Кейн открыл рот от удивления, его глаза гневно засверкали, но уже через несколько секунд он, казалось, даже развеселился.
— Нет, я в жизни никого не убивал. Что еще вы хотите обо мне знать?
— Всё, что вы сочтете нужным мне рассказать, — серьезно ответила она.
— Да, в общем, нечего-то и рассказывать. Я вырос на конюшне у Джекоба Фентона, — он заиграл желваками. — Тот вышвырнул меня за то, что я крутился вокруг его дочери, и с тех пор я занимаюсь тем, что зарабатываю деньги. Я никого не убивал, не грабил, не надувал, ни разу не ударил женщину, только побил энное количество мужиков. Что-нибудь еще?
— Да. Делая мне предложение, вы сказали, что хотите чтобы я обставила ваш дом. А что мне делать с вами?
— Со мной? — усмехнувшись, он засунул большие пальцы рук в пустые петли для ремня у себя на брюках. — Я ничего не собираюсь от вас прятать, если вы это имеете в виду.
— Разумеется, я не имею в виду ничего из того, что подразумеваете вы, — чопорно ответила она. — Мистер Таггерт, — продолжила она, оглядывая его с ног до головы. — Я знаю мужчин, которые, работая на рудниках, одеваются лучше, чем вы. А ваша речь просто отвратительна, впрочем так же, как ваши манеры. Моя мама до смерти боится, что я выйду замуж за такого дикаря. А так как я не могу всю жизнь пугать собственную мать, вам придется кое-чему поучиться.
— Поучиться, — проговорил он, сузив глаза. — Чему вы можете меня научить?
— Как правильно одеваться, как нужно есть…
— Есть? Я много ем.
— Мистер Таггерт, вы все время упоминаете таких людей, как Вандербильт или Гульд. Скажите, вас когда-нибудь приглашали в дом к какой-нибудь из этих семей, когда там присутствовали дамы?
— Нет, но, — начал он, и вдруг отвел взгляд. — Было дело однажды, но там случайно разбилось несколько блюд.
— Понятно. Интересно, как вы представляете меня своей женой, управляющей таким роскошным домом, устраивающей приемы, тогда как вы сидите во главе стола и едите с ножа горох. Я почти уверена, что вы едите горох с ножа.
— Я вообще не ем гороха. Мужчине нужно мясо, и женщине ни к чему лезть…
— До свидания, сэр, — она повернулась и успела сделать два шага, прежде чем он схватил ее за руку.
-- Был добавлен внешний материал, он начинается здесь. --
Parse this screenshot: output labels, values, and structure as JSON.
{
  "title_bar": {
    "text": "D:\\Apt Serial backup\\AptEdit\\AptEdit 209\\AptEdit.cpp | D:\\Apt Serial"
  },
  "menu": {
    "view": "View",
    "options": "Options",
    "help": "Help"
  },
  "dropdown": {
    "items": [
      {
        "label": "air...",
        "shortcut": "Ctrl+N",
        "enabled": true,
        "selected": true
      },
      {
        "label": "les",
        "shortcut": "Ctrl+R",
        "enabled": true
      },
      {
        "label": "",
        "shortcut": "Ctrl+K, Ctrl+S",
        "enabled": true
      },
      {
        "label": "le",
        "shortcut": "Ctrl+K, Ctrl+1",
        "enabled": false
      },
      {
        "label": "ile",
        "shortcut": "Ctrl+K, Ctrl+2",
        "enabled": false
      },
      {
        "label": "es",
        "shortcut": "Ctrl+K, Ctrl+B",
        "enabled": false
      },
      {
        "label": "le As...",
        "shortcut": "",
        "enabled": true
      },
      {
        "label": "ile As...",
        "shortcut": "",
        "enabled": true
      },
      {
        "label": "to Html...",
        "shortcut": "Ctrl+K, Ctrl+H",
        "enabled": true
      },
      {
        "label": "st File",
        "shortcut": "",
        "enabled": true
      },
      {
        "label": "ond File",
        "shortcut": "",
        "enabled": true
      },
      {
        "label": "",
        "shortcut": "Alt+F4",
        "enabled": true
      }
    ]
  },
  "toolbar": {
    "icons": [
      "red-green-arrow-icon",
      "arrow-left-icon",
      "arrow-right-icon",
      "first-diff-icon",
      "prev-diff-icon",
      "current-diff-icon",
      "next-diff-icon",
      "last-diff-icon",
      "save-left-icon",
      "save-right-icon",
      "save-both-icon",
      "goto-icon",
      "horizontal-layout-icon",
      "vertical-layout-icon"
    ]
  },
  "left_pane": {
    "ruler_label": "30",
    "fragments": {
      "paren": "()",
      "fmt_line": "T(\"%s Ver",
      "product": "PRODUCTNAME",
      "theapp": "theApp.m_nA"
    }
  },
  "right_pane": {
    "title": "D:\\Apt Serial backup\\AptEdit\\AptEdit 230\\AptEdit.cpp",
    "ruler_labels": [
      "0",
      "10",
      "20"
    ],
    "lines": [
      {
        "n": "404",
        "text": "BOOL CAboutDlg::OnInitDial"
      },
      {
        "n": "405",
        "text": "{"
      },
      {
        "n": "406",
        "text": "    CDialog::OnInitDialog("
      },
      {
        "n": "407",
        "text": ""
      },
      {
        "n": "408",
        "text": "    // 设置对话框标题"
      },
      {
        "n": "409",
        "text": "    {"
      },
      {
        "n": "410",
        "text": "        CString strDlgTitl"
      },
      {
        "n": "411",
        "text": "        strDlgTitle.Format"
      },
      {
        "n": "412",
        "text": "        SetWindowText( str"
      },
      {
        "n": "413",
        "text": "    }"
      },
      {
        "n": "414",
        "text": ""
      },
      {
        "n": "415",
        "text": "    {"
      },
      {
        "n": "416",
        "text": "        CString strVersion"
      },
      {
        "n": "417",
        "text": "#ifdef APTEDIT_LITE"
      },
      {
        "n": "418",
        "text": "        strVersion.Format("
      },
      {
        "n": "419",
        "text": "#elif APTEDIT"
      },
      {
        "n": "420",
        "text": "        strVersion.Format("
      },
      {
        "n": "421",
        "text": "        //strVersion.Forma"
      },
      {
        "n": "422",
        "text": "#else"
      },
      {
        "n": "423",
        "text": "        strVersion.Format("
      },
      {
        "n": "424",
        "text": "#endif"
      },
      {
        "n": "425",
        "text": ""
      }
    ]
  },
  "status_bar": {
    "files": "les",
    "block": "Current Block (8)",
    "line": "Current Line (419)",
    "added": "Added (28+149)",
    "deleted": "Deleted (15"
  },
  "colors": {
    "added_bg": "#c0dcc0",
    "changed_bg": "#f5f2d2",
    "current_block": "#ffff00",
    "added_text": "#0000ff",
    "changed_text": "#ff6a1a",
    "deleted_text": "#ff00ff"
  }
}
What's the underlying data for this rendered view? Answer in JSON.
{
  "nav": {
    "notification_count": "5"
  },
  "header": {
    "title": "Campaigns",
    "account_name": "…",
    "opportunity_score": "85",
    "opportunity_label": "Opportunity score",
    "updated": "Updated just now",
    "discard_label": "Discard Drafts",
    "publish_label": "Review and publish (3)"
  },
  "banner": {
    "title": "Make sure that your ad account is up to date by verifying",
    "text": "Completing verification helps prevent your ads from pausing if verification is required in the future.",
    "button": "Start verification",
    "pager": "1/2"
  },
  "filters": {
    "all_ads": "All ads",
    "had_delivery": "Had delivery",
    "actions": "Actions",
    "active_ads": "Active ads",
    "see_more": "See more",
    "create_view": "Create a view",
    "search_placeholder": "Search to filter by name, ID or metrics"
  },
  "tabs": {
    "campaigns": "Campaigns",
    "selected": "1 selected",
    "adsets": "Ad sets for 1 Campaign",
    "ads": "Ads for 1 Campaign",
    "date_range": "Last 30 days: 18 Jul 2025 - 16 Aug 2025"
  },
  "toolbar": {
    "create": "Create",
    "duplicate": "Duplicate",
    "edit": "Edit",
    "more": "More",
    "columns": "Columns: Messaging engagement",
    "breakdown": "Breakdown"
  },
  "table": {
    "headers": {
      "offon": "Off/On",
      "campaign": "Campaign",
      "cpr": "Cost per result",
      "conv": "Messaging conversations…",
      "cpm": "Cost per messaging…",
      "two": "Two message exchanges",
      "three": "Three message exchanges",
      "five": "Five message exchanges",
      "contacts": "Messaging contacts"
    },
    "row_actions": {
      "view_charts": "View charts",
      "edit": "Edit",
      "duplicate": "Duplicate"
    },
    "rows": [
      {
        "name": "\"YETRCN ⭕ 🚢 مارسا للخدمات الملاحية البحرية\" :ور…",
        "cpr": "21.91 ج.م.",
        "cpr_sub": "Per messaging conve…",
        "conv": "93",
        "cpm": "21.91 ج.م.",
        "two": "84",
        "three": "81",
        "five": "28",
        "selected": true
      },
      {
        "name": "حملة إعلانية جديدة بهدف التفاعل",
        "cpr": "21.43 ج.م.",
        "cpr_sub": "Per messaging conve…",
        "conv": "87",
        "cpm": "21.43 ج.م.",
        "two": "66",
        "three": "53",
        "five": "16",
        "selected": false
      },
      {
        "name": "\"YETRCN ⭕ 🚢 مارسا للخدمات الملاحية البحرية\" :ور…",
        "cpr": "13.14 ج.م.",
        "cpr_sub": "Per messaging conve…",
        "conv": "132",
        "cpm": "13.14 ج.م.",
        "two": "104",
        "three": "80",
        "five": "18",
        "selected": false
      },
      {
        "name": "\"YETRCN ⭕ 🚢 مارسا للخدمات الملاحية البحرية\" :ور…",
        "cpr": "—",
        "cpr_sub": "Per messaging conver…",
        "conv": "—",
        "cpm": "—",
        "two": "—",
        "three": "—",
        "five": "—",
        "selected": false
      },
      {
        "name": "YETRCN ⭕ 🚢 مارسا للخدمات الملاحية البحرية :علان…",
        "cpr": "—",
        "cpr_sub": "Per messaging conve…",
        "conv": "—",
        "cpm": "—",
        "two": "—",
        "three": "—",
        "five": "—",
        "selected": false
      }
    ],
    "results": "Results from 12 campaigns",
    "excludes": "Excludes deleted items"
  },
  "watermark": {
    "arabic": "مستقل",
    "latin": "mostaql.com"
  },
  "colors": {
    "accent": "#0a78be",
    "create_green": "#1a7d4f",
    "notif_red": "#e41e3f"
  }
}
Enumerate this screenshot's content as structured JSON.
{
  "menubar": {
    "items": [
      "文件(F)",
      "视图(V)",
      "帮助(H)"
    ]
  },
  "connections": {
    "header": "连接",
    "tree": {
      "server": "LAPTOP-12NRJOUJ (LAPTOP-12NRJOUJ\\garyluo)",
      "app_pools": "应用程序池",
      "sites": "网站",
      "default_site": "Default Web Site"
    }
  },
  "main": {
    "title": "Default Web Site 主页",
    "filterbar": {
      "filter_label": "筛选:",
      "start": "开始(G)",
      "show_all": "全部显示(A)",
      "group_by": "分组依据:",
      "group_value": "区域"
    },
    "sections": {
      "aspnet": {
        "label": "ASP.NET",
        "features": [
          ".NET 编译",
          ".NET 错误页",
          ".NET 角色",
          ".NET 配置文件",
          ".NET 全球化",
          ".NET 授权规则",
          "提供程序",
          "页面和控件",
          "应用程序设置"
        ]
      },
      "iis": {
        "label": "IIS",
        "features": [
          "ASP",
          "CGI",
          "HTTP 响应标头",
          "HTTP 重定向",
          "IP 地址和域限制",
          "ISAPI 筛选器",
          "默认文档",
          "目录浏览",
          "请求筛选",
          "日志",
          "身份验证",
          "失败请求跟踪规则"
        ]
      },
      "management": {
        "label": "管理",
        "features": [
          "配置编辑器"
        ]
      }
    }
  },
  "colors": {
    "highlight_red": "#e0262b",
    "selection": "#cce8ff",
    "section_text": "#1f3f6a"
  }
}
— Вы не пойдете за меня, если я не позволю вам учить меня?
— И одевать вас, и брить.
— Не терпится увидеть мое лицо, а? — ухмыльнулся он, но осекся, заметив, насколько Хьюстон была серьезна. — Сколько времени у меня есть, чтобы решить?
— Около десяти минут.
Он скорчил рожу.
— Откуда вы только знаете, как ведут дела? Я должен подумать.
Он подошел к окну и простоял там несколько минут.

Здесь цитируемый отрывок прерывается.